A federal judge has banned the Navy from using high-power sonar during exercises off the Southern California coast, ruling that the strong underwater sounds can cause widespread damage to whales and other marine mammals.
U.S. District Judge Florence-Marie Cooper issued a temporary injunction Monday, rejecting a Navy request that she dismiss a lawsuit filed by the Natural Resources Defense Council.
The council says the Navy planned to use so-called mid-frequency sonar over thousands of square miles of ocean in an area rich in marine life. The council contends the high-power sonar causes marine mammals to beach themselves and leads to other harm.
The injunction will force the Navy to comply with federal environmental laws protecting marine life, said Joel Reynolds, a senior attorney for the NRDC.

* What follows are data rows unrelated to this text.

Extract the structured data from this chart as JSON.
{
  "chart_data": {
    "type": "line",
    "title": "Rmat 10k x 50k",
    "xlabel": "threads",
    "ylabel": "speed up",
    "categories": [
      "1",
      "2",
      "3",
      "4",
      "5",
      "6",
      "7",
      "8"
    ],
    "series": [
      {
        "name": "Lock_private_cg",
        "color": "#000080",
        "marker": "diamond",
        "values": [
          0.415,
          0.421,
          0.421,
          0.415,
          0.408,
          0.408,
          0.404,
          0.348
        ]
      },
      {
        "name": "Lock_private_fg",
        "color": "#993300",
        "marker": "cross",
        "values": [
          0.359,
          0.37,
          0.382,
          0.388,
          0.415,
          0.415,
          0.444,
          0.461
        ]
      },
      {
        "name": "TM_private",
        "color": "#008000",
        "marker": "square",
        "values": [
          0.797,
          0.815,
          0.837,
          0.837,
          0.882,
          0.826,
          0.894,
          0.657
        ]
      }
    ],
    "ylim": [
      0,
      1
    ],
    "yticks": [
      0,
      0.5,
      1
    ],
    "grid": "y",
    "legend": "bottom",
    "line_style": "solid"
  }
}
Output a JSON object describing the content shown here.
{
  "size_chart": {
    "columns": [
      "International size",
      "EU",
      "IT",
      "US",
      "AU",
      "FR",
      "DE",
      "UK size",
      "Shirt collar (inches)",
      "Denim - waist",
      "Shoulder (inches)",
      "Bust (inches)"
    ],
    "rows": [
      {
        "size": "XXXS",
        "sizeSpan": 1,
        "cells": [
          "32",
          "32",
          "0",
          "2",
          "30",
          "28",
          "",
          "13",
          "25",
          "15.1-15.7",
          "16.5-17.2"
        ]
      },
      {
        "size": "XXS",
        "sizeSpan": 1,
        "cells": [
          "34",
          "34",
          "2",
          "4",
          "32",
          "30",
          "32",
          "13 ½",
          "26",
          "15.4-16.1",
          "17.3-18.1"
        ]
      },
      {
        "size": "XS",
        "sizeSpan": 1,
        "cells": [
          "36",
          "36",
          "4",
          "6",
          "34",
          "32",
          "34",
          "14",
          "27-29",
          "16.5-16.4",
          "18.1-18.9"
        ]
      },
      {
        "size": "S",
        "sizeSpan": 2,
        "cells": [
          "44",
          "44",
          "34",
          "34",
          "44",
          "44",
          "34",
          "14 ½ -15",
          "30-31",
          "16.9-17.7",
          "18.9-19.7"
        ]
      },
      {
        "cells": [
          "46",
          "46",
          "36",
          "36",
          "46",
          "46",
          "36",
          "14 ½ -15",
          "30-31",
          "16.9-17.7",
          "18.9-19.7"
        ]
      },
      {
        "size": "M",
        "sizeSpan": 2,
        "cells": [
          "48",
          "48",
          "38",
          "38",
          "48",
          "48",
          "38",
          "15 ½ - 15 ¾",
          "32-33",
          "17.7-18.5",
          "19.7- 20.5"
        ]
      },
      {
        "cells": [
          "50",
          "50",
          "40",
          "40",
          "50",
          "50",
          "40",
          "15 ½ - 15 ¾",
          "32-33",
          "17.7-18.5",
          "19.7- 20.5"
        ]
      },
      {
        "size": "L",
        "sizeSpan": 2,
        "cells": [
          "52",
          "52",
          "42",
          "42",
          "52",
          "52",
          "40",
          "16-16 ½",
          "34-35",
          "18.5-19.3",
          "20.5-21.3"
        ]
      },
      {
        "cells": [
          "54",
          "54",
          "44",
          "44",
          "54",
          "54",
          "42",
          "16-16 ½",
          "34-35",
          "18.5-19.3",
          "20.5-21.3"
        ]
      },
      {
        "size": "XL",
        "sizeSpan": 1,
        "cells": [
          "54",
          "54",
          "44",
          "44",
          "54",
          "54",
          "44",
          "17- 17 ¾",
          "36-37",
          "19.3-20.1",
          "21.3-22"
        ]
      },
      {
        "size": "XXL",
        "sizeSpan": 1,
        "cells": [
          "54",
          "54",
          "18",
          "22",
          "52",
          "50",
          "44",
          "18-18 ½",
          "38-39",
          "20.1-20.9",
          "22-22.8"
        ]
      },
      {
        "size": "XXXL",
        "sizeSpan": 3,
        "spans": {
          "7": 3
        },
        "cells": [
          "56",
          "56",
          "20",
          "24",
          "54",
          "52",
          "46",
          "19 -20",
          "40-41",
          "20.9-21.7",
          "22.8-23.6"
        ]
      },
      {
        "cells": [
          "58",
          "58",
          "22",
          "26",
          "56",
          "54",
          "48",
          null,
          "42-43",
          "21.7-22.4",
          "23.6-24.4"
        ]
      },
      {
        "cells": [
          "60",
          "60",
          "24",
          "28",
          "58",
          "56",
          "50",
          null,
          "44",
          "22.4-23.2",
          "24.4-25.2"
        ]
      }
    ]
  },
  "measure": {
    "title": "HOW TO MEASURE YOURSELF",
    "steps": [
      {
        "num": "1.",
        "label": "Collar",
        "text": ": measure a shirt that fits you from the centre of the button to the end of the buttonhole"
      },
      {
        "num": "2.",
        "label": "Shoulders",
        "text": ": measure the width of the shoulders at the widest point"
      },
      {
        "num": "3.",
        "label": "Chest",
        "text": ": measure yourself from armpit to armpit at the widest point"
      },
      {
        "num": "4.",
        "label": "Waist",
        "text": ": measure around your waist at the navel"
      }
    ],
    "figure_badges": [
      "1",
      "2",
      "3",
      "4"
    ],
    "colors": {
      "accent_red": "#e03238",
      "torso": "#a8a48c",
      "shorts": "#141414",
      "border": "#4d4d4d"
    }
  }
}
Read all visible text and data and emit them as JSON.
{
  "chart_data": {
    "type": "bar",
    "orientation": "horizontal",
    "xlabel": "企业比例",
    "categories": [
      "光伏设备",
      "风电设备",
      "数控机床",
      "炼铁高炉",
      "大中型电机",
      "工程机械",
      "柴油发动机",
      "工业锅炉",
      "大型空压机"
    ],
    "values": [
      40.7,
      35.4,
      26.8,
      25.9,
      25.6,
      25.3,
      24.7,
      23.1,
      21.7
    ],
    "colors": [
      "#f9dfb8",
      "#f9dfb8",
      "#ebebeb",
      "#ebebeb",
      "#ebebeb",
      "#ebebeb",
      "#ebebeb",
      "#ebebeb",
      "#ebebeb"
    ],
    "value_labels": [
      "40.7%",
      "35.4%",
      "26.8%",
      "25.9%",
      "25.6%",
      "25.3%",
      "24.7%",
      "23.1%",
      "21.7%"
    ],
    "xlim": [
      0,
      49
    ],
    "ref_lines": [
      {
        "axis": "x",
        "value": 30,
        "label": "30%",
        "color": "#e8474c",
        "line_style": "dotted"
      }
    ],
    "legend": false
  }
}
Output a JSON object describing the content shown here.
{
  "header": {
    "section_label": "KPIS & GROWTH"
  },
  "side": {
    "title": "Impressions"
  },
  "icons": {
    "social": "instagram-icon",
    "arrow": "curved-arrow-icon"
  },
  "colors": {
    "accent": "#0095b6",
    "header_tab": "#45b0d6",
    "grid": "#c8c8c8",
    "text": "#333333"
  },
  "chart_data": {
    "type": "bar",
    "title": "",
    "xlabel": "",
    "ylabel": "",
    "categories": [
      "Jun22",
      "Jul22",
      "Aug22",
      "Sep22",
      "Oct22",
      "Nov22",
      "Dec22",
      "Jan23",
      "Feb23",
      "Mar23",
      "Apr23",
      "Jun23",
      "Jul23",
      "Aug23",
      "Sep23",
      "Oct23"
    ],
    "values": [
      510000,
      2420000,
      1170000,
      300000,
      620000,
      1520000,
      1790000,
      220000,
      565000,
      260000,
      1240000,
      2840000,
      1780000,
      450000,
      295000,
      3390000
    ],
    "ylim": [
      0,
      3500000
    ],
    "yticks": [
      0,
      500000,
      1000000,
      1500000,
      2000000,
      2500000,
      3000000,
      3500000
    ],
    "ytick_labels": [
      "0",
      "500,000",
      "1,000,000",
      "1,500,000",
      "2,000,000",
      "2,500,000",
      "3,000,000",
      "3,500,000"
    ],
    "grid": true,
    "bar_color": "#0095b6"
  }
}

"We don't take issue with the Navy's judgment that it needs to use this technology," Reynolds said. "Our concern is when they test and train, they do so in a responsible manner."
The Navy said it would appeal the injunction, arguing that sonar is a vital tool in detecting submarines.
"To the extent this court decision prevents us from using active sonar, it potentially puts American lives and our national security at risk," the Navy's Third Fleet commander, Vice Adm. Samuel Locklear, said in a statement.
The Navy maintains that it already minimizes risks to marine life. It has monitored the ocean off Southern California for the 40 years it has employed sonar without seeing any whale injuries, the Navy said in a news release.
The Navy has planned a series of 14 training exercises using sonar. It says it has already carried out three of these and has found no evidence of strandings, injuries or behavioral disturbance to marine mammals.
Reynolds said the ban would remain in effect until his organization's lawsuit is settled.